Saturday, November 10, 2007

Fun Introductory Software Projects

I've taught some evening/weekend courses in software development over the years. Usually I've taught adults, but sometimes I've had the chance to work with some talented kids too - from about 12 to 17 years of age. I have to admit, working with the kids was great. Someone recently suggested that I write up some of the projects that were done during these courses. I've always had students come up with their own ideas: I'm a big believer that if you come up with your own idea for something to work on, you'll be genuinely motivated. Therefore, I really suggest coming up with your own concept if you're looking for a project to work on... In case you're looking for some inspiration though, here are some of the types of things people in my courses have done. Have fun!

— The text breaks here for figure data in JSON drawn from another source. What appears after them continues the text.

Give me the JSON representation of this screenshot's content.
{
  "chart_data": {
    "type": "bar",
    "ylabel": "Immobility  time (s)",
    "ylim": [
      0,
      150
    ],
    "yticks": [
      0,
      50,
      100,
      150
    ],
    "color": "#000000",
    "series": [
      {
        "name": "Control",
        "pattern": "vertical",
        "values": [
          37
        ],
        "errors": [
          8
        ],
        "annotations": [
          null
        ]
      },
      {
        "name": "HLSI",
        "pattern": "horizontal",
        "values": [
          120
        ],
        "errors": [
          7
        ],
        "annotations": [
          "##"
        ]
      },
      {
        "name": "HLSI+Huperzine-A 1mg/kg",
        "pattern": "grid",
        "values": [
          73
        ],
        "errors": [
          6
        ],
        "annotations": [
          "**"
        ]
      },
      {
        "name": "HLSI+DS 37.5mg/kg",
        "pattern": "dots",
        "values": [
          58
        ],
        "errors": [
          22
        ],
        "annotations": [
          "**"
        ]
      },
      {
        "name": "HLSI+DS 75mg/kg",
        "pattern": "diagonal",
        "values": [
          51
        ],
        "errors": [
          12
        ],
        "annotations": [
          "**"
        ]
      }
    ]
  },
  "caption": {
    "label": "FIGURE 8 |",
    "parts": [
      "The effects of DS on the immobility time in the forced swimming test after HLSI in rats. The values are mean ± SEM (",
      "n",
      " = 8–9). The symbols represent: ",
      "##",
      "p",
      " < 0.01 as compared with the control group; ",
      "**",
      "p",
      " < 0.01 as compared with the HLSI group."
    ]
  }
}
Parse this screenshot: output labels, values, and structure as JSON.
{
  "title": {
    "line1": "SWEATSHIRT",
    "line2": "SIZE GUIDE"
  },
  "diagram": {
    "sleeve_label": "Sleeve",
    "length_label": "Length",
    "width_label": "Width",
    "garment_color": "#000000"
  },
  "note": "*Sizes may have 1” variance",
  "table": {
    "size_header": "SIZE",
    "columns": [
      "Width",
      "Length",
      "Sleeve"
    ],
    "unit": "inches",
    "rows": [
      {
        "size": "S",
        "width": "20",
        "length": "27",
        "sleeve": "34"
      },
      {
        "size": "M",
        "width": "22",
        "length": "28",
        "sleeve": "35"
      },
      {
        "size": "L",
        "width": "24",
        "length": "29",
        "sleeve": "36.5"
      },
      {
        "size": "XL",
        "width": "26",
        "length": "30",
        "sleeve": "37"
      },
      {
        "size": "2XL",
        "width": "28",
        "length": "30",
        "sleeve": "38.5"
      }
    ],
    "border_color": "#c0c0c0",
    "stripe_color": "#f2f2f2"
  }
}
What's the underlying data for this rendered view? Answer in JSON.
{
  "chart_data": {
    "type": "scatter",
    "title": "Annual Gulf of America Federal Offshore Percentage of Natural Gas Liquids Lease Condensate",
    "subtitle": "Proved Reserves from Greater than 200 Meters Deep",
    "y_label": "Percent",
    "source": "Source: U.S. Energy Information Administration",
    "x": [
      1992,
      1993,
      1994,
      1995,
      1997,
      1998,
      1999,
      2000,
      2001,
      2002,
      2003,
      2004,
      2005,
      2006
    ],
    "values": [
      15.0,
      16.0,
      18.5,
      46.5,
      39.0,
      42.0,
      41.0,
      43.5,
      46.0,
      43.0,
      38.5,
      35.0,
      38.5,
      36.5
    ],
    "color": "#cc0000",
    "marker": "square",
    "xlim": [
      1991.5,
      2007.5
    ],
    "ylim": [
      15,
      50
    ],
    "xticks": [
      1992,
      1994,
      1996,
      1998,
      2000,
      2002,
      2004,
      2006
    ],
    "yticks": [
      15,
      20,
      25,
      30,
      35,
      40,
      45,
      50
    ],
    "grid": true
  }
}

  • A version of the famous "snake" video game.
  • A really neat original 80's style arcade game which involved shooting a mothership and picking up space junk floating around on the screen to augment one's own spaceship. Let me tell you, it's quite an experience asking about how the swarming bullets were done and getting the reply "Oh, it's a very simple algorithm, but the swarming is emergent behaviour" from a 13/14 year old.
  • A simple contact manager which you can enter people's information and pictures into. This program used a file to store its data, so all of the storage/retrieval routines had to be written from scratch as opposed to using a database program, which proved quite instructive to the developer.
  • A very impressive network multi-player game along the lines of Warcraft (albeit much simpler). The programmer did good work with path-finding and making sure all players were in sync. The players were happy faces of different colors which became sad faces as you attacked them.
  • An online pizza-ordering application. I recall some good discussions about the user interface and whether it was ok to allow people to order who didn't want to enter in their credit-card information.
  • A chat program along the lines of ICQ/Instant Messenger
  • A "Towers of Hanoi" program in which the user could select the number of disks. The user could play the game him/herself or let the computer solve the puzzle. A challenging bonus (which in this case was not implemented) would be to incorporate a "hint for next move" feature.